Noch einmal zurück zum Parteitagsverlauf: Es wurden auch Satzungsfragen behandelt, aus Zeitgründen nicht bis zu Ende. So blieben auch zwei Anträge aus dem Kreisverband Vogtland-Plauen unbehandelt, in welchen gefordert wird, den Zusammenschlüssen der Partei ihre Delegiertenmandate überhaupt zu nehmen, bzw. ihnen nur noch Delegierte mit beratender Stimme zuzubilligen. Die Zeit bis zum Parteitag in Göttingen am 2./3. Juni müssen wir gemeinsam mit anderen Zusammenschlüssen nutzen, um das zu verhindern. In Göttingen wird der Vorstand neu gewählt. Wir werden uns an den sich schon jetzt breitmachenden Spekulationen nicht beteiligen, uns aber sehr wohl darauf einstellen, daß dies im nächsten halben Jahr eine nicht geringe Rolle spielen wird. Und es hat schon begonnen. Wozu mußte Bodo Ramelow in der "Mitteldeutschen Zeitung" Matthias Höhn als möglichen Bundesgeschäftsführer ins Spiel bringen? Warum fordern Wulf Gallert und Klaus Lederer in derselben Zeitung, die Wahl der Parteiführung vorzuziehen und den Wahlparteitag vor die Landtagswahl in Schleswig-Holstein Anfang Mai zu verlegen? Zwar schreibt Klaus Lederer im ND vom 26. Oktober, er überließe die Personaldebatten anderen, aber wozu dann dieser Vorschlag? Jedem, der dies so lesen will, ermöglichen Gallert und Lederer die Interpretation, die Partei mit Gesine und Klaus sei nicht einmal mehr knappe acht Monate handlungsfähig. Oder soll jemand glauben, irgendwer wolle die Vorstandswahlen vorziehen, um die jetzige Führung zu bestätigen? Auf der Berliner KPF-Aktivberatung forderten die Genossinnen und Genossen, diese erneute, in der Sache zerstörerische Personaldebatte sofort wieder zu beenden.

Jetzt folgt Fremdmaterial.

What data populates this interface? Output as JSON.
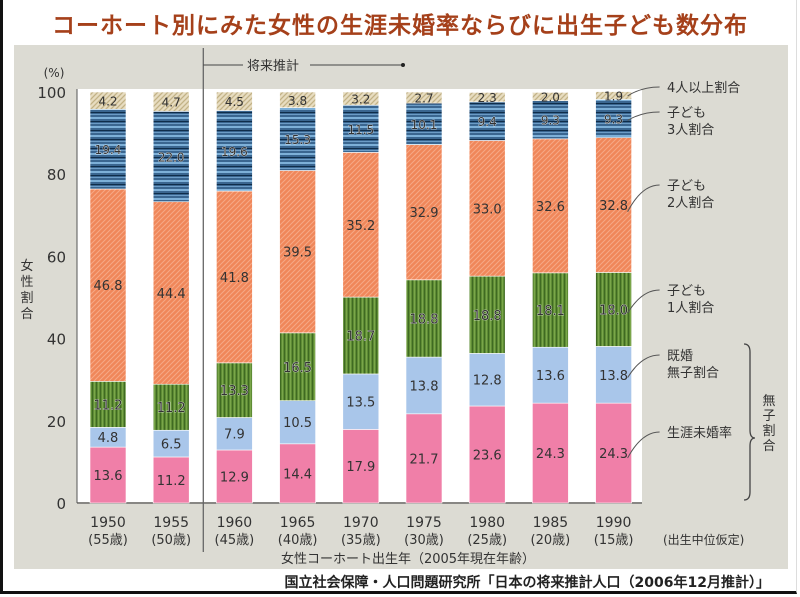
{
  "title": "コーホート別にみた女性の生涯未婚率ならびに出生子ども数分布",
  "source": "国立社会保障・人口問題研究所「日本の将来推計人口（2006年12月推計）」",
  "chart_data": {
    "type": "bar",
    "stacked": true,
    "title": "コーホート別にみた女性の生涯未婚率ならびに出生子ども数分布",
    "ylabel": "女性割合",
    "yunit": "(%)",
    "xlabel": "女性コーホート出生年（2005年現在年齢）",
    "ylim": [
      0,
      100
    ],
    "yticks": [
      0,
      20,
      40,
      60,
      80,
      100
    ],
    "projection_label": "将来推計",
    "projection_start": "1960",
    "assumption_note": "(出生中位仮定)",
    "bracket_label": "無子割合",
    "categories": [
      "1950",
      "1955",
      "1960",
      "1965",
      "1970",
      "1975",
      "1980",
      "1985",
      "1990"
    ],
    "category_ages": [
      "(55歳)",
      "(50歳)",
      "(45歳)",
      "(40歳)",
      "(35歳)",
      "(30歳)",
      "(25歳)",
      "(20歳)",
      "(15歳)"
    ],
    "series": [
      {
        "name": "生涯未婚率",
        "color": "#f07fa8",
        "pattern": "solid",
        "values": [
          13.6,
          11.2,
          12.9,
          14.4,
          17.9,
          21.7,
          23.6,
          24.3,
          24.3
        ]
      },
      {
        "name": "既婚無子割合",
        "color": "#a9c6ea",
        "pattern": "solid",
        "values": [
          4.8,
          6.5,
          7.9,
          10.5,
          13.5,
          13.8,
          12.8,
          13.6,
          13.8
        ]
      },
      {
        "name": "子ども1人割合",
        "color": "#5e8c34",
        "pattern": "vertical",
        "values": [
          11.2,
          11.2,
          13.3,
          16.5,
          18.7,
          18.8,
          18.8,
          18.1,
          18.0
        ]
      },
      {
        "name": "子ども2人割合",
        "color": "#f0875a",
        "pattern": "diagonal",
        "values": [
          46.8,
          44.4,
          41.8,
          39.5,
          35.2,
          32.9,
          33.0,
          32.6,
          32.8
        ]
      },
      {
        "name": "子ども3人割合",
        "color": "#3a6690",
        "pattern": "horizontal",
        "values": [
          19.4,
          22.0,
          19.6,
          15.3,
          11.5,
          10.1,
          9.4,
          9.3,
          9.3
        ]
      },
      {
        "name": "4人以上割合",
        "color": "#d6c9a3",
        "pattern": "diagonal-light",
        "values": [
          4.2,
          4.7,
          4.5,
          3.8,
          3.2,
          2.7,
          2.3,
          2.0,
          1.9
        ]
      }
    ],
    "legend": [
      {
        "series": "4人以上割合",
        "lines": [
          "4人以上割合"
        ]
      },
      {
        "series": "子ども3人割合",
        "lines": [
          "子ども",
          "3人割合"
        ]
      },
      {
        "series": "子ども2人割合",
        "lines": [
          "子ども",
          "2人割合"
        ]
      },
      {
        "series": "子ども1人割合",
        "lines": [
          "子ども",
          "1人割合"
        ]
      },
      {
        "series": "既婚無子割合",
        "lines": [
          "既婚",
          "無子割合"
        ]
      },
      {
        "series": "生涯未婚率",
        "lines": [
          "生涯未婚率"
        ]
      }
    ],
    "legend_placement": "right"
  }
}
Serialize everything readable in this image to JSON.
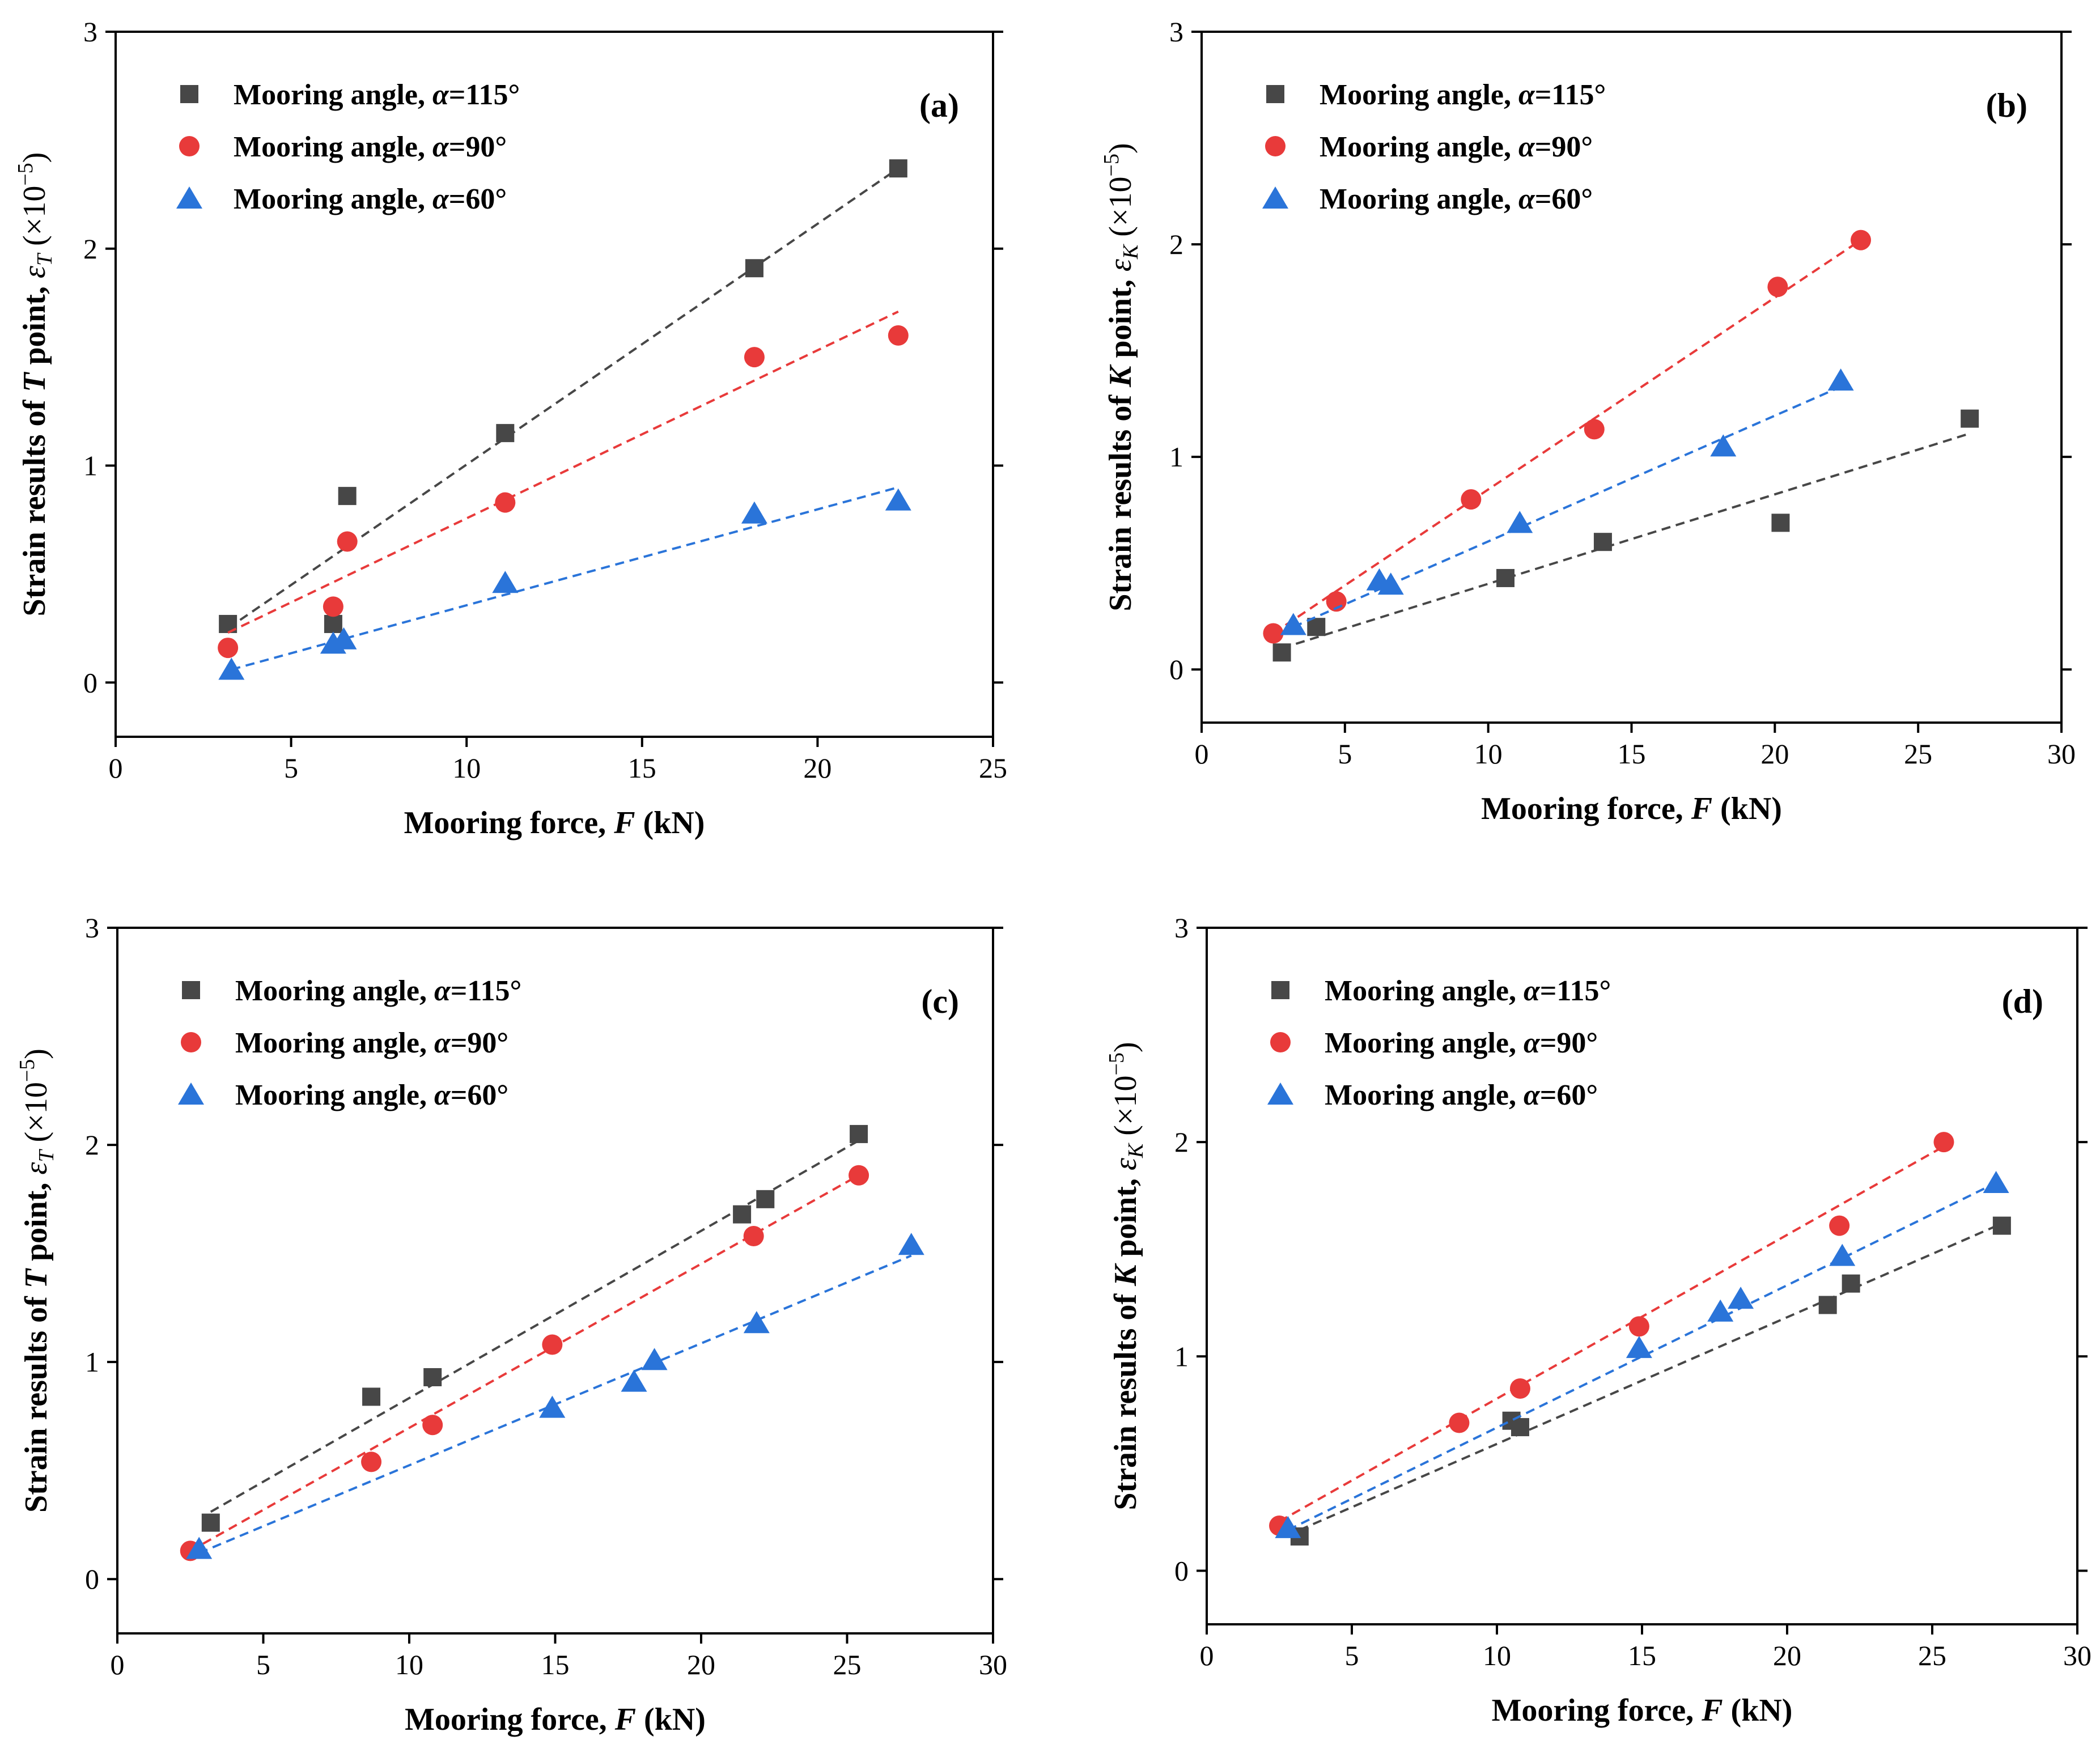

Es ist verantwortungslos, den Erfolg des Parteitages durch das Wiederauflebenlassen dieser Personalspekulationen bereits einen Tag danach in Frage zu stellen. Es ist anderes zu tun. Eine erfolgreiche Urabstimmung über das Programm ist zu organisieren. Zur Teilnahme an den Occupy-Bewegungen ist zu mobilisieren. Unsere Mitwirkung an antifaschistischen Aktivitäten ist zu gewährleisten, nicht zuletzt am 18. Februar zur Verhinderung des Naziaufmarsches in Dresden. Die Luxemburg-Liebknecht-Ehrung ist vorzubereiten. Und selbstverständlich sollten wir unsere Genossinnen und Genossen in Schleswig-Holstein im Wahlkampf unterstützen – gerade weil ihre momentane Ausgangslage nicht günstig ist. Arbeiten muß diese Partei und nicht sich erneut in Debatten zerreiben, in denen es um alles Mögliche geht, nur nicht um diejenigen, denen wir eine Hoffnung sein wollen und müssen.